Eindelijk echter werd (Oct.), op last van den Aartshertog, een voorloopig verdrag gemaakt waarbij de Stad het bezit verkreeg der rechten, die zij voorgaf, eertijds te hebben uitgeoefend, en al de gevangenen geslaakt werden.
De Stadhouder Lalaing, die onlangs Graaf van Rennenberg geworden was, en onder dien naam ook 't meest bekend is, had veel tot het sluiten van dit verdrag toegebracht. Ook in Friesland, waar het Hof, nog altijd Spaanschgezind, geweigerd had, Don Jan tot vijand te verklaren, had hij de belangen der Algemeene Staten wakker voorgestaan, den voorzitter en eenige leden van dat Hof gevangen doen nemen, en de Regeering in verscheiden steden veranderd. De door hem bewezen diensten werden erkend door de toevoeging aan zijn Stadhouderschap van dat van Overijsel en Lingen. Ook hier toonde hij al spoedig zijn ijver, door met behulp van Sonoy (20 Juli), die hem uit Westfriesland was komen versterken, Kampen te bemachtigen. Van daar trok hij op Deventer aan, welke stad beter dan de andere versterkt was. De Bezetting, de burgers mistrouwende, ontwapende hen reeds bij den aanvang van het beleg, en dwong hen, dagelijks aan de wallen te werken. Weldra begon men de stad te beschieten (22 Sept.). Sonoy poogde eene der poorten te ondermijnen, om 't welk te beletten de belegerden een knil dolven rondom de poort, op welke de mijn, door de belegeraars gegraven, noodwendig moest uitkomen. Een uitval, door de Bezetting gedaan en aanvankelijk met goed gevolg bekroond, werd door de Rennenbergschen afgeslagen, bij welke gelegenheid de dienaar van zekeren jonker Meilander een zeldzaam en zonderling voorbeeld van trouwhartigheid toonde, door zich namelijk op het lichaam van zijn gesneuvelden Heer buiten nood te laten doodschieten. Sonoy begon intusschen met nieuwe loopgraven de stad te naderen, en daar de belegerden mijnen daar tegen in groeven, gebeurde het meer dan eens, dat de gevechten, in plaats van boven, onder den grond, doch met geen mindere hardnekkigheid, plaats hadden.

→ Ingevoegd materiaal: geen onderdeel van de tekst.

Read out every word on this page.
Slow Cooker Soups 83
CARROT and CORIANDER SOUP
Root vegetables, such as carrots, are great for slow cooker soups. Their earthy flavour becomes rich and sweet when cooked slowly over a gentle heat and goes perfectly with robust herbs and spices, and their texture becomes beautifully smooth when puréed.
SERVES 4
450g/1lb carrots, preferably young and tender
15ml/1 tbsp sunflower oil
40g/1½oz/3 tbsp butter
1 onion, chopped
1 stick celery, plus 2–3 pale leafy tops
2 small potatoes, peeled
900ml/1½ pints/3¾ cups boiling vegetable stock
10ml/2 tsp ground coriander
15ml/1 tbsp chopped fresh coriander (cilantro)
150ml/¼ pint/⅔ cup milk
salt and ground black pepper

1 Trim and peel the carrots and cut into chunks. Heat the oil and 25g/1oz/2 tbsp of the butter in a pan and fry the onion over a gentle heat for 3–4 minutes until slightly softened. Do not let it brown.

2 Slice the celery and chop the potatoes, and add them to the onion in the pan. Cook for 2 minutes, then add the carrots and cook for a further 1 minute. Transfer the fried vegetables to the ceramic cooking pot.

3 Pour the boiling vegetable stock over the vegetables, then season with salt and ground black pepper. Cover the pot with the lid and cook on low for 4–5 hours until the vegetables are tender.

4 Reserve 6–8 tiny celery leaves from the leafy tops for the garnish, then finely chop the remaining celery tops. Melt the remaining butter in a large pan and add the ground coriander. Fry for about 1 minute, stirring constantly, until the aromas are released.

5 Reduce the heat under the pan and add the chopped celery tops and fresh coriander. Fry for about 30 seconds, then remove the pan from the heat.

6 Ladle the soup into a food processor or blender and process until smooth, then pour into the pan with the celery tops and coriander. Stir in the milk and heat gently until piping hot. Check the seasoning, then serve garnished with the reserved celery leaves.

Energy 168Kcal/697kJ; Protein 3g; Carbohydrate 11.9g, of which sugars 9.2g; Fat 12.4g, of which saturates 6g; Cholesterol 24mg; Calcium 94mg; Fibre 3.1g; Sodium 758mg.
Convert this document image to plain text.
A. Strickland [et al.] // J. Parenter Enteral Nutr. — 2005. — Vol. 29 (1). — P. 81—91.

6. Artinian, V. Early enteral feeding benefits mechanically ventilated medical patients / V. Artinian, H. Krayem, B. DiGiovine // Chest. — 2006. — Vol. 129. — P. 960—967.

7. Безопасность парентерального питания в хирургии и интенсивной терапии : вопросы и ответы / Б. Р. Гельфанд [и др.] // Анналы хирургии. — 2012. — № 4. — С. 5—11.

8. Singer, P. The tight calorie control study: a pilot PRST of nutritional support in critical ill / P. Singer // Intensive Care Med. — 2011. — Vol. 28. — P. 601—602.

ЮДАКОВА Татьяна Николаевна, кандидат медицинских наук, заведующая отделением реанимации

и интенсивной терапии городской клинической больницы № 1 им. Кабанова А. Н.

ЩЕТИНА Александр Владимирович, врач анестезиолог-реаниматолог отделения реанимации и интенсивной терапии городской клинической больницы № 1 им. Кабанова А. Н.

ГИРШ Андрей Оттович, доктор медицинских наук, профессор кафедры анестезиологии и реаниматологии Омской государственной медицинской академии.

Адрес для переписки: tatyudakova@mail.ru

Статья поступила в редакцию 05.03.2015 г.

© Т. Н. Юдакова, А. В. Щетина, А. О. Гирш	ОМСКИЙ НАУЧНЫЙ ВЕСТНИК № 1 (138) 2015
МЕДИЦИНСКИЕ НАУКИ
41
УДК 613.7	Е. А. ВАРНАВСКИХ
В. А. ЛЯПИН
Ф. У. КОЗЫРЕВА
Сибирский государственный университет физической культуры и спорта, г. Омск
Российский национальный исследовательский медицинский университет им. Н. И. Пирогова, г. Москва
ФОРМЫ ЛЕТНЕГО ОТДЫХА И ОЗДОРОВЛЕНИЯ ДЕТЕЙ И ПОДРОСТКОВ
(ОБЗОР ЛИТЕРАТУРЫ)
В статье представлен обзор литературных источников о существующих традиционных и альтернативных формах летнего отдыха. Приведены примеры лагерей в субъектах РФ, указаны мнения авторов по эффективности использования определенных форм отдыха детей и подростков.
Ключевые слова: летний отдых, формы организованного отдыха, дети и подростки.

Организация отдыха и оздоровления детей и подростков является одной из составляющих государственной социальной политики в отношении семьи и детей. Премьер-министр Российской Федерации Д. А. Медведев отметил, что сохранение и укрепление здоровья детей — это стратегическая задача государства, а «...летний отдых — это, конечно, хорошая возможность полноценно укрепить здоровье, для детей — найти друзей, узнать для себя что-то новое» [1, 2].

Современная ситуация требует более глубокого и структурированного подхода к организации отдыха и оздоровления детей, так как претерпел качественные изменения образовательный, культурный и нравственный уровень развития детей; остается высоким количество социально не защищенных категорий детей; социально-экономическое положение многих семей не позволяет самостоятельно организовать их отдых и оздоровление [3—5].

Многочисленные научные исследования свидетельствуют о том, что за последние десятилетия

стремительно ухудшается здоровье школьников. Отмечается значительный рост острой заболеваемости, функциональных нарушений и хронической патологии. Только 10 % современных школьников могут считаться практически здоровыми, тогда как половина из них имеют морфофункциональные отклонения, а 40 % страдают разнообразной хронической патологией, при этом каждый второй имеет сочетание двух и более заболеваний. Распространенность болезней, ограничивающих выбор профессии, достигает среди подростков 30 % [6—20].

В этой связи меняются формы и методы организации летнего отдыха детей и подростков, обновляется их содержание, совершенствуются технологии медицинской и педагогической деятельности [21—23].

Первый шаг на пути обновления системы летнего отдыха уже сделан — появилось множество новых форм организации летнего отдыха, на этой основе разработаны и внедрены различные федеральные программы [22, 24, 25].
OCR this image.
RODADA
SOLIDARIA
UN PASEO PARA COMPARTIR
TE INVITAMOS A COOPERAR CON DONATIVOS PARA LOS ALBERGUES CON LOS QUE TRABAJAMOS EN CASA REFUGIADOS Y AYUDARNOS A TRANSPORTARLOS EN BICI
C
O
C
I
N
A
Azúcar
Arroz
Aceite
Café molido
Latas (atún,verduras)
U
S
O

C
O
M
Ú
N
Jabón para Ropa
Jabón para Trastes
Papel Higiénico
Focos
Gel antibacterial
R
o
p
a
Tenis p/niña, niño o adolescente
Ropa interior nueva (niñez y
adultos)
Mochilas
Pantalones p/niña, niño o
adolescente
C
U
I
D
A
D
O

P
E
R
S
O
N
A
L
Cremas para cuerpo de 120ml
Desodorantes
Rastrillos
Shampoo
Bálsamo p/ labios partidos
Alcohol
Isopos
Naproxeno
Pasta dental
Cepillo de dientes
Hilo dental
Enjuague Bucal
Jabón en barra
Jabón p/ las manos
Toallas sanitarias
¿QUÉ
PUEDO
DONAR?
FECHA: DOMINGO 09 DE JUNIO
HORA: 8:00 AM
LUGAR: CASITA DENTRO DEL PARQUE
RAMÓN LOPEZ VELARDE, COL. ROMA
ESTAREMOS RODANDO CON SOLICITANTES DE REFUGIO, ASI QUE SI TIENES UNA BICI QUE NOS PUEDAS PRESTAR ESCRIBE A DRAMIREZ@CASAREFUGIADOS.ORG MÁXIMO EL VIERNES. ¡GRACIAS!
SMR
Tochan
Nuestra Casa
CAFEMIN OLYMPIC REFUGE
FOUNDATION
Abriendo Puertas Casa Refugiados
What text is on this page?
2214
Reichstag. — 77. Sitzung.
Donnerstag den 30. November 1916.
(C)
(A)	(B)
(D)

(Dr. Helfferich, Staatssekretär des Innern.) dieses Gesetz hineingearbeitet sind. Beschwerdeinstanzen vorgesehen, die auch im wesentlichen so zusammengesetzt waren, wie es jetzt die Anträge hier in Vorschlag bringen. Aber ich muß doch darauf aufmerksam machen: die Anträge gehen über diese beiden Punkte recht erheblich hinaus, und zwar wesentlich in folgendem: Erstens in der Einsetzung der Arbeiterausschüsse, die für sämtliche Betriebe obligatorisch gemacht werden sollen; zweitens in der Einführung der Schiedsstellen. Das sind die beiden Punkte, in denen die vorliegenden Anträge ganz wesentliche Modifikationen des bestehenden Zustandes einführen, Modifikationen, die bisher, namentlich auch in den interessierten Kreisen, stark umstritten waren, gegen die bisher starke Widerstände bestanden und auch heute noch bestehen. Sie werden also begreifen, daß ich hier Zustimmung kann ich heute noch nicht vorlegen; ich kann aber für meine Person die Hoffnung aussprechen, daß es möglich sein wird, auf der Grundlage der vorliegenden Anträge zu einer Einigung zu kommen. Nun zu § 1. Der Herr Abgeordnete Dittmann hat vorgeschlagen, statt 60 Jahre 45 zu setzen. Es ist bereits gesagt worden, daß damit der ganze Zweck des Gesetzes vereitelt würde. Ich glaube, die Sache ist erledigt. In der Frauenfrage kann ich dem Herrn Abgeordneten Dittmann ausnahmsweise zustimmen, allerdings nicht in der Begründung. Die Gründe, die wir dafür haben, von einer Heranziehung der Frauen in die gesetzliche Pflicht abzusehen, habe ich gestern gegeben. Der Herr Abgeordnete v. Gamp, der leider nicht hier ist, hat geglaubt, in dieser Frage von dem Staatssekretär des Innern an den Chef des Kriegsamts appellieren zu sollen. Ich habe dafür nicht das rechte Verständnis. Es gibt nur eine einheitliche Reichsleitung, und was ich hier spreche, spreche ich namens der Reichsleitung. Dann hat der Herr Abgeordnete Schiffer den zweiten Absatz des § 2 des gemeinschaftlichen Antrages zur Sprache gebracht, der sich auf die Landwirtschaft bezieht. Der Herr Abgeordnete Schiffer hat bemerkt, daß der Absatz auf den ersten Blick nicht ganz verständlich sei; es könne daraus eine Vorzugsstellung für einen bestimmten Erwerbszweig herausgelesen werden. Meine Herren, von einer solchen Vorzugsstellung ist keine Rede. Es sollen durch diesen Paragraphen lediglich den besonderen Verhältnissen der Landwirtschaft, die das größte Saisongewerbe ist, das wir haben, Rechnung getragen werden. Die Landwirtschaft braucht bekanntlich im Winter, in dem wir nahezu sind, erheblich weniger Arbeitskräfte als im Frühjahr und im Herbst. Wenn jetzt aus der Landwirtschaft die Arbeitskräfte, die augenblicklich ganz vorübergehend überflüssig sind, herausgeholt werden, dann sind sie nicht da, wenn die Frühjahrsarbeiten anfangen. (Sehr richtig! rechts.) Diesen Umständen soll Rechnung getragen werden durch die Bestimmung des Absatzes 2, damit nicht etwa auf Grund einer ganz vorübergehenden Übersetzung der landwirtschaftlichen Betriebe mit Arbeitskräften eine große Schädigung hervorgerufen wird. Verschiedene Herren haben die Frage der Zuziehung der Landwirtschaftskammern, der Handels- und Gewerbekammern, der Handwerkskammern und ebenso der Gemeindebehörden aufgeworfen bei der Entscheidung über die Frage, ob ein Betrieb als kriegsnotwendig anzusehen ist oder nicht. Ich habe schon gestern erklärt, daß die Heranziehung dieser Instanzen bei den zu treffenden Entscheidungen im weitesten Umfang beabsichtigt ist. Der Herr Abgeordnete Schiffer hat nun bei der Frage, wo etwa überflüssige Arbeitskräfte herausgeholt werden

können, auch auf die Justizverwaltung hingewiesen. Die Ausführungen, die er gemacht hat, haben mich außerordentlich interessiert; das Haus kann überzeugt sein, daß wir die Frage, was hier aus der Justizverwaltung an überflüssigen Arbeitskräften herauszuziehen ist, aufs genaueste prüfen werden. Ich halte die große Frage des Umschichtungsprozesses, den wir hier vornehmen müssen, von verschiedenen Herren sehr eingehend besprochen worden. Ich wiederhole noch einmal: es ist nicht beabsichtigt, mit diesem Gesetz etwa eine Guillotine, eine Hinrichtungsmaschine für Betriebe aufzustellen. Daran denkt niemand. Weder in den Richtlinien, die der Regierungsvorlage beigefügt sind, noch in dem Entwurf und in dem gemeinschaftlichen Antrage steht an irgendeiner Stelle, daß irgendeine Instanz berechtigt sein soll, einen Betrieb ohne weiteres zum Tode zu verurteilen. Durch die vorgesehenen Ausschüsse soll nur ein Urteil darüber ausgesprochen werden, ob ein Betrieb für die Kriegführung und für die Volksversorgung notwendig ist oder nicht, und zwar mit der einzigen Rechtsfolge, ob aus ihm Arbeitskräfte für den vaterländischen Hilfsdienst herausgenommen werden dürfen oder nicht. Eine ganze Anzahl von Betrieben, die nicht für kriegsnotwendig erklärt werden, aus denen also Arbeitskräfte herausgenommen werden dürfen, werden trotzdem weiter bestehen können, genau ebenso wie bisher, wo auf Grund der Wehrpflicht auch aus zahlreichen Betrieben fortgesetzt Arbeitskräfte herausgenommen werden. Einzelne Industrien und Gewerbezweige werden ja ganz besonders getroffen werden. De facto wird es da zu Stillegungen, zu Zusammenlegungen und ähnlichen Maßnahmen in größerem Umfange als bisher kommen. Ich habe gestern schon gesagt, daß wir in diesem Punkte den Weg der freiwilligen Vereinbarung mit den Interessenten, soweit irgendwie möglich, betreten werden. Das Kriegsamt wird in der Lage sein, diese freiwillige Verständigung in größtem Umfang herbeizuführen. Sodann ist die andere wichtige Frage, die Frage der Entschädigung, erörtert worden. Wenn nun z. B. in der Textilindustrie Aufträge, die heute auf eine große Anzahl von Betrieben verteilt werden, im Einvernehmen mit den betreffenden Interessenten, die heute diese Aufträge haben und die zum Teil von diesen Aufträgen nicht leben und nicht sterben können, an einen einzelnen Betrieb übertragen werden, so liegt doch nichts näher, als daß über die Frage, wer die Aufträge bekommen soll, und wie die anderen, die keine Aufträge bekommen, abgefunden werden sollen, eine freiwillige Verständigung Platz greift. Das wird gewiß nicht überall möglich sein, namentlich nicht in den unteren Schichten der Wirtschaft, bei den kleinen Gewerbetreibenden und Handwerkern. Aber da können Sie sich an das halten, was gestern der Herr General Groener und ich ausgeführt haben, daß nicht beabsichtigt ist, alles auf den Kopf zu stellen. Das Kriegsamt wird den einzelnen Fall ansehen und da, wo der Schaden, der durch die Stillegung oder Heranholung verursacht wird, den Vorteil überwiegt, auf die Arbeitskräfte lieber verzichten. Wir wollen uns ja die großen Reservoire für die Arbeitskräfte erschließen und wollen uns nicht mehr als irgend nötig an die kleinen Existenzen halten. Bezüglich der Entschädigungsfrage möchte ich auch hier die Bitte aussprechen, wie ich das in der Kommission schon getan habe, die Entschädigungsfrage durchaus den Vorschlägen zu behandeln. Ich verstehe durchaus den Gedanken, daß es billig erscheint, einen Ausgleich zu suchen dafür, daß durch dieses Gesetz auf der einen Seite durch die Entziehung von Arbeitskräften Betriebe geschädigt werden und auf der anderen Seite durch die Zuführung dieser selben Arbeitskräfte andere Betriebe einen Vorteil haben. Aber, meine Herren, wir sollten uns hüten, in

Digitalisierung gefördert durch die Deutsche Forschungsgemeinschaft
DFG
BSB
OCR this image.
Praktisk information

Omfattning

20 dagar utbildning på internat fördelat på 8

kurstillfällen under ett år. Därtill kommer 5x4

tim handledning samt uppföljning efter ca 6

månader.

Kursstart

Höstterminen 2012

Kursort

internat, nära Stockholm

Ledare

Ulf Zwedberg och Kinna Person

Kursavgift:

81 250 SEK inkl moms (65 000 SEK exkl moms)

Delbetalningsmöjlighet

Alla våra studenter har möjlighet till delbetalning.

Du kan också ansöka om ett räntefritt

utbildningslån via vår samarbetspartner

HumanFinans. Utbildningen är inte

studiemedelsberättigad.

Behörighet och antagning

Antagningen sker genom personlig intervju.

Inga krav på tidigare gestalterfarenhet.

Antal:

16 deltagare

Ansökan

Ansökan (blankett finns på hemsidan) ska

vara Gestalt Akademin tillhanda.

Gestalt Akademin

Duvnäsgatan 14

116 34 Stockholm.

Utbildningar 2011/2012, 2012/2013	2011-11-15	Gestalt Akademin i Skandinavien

Eerlang werd Sonoy door de Staten van Holland naar huis ontboden, waarop Rennenberg, van zijn hulp verstoken, al de krijgsknechten, die te Kampen lagen, voor Deventer liet komen en ook van elders zijn leger versterkte; terwijl de afwezigheid van Sonoy eenigsins vergoed werd door de aankomst van hopman Johan van de Kornput, een uitmuntend ingenieur, die met 200 man uit Breda derwaarts was gezonden. De voorraad van krijgs- en mondbehoeften begon in de stad sterk te verminderen, en de Bezetting, hoezeer | |
| |
op kosten der burgers levende, bij wie zij de spijs en drank met geweld uit de huizen haalde, zag weldra hongersnood te gemoet. Zij zond derhalve bericht van haar toestand aan Don Jan, van wiens overlijden zij nog onbewust was. Rennenberg, van den inhoud der ontvangen brieven onderricht, liet de stad wederom gedurende eenige dagen hevig beschieten, waarop zij zich bij verdrag aan hem overgaf (14 Nov.), en de Bezetting met krijgseer uittrok. Doch, zoo de goede burgerij hierdoor van deze lastige gasten ontslagen werd, de soldaten van Rennenberg maakten het, zoo in Deventer als te Kampen, niet beter, zoodat de Stadhouder zich gedrongen vond, hen uit die steden te doen vertrekken, mids deze aannamen, zelf Burgervendelen tot hare bescherming op te richten.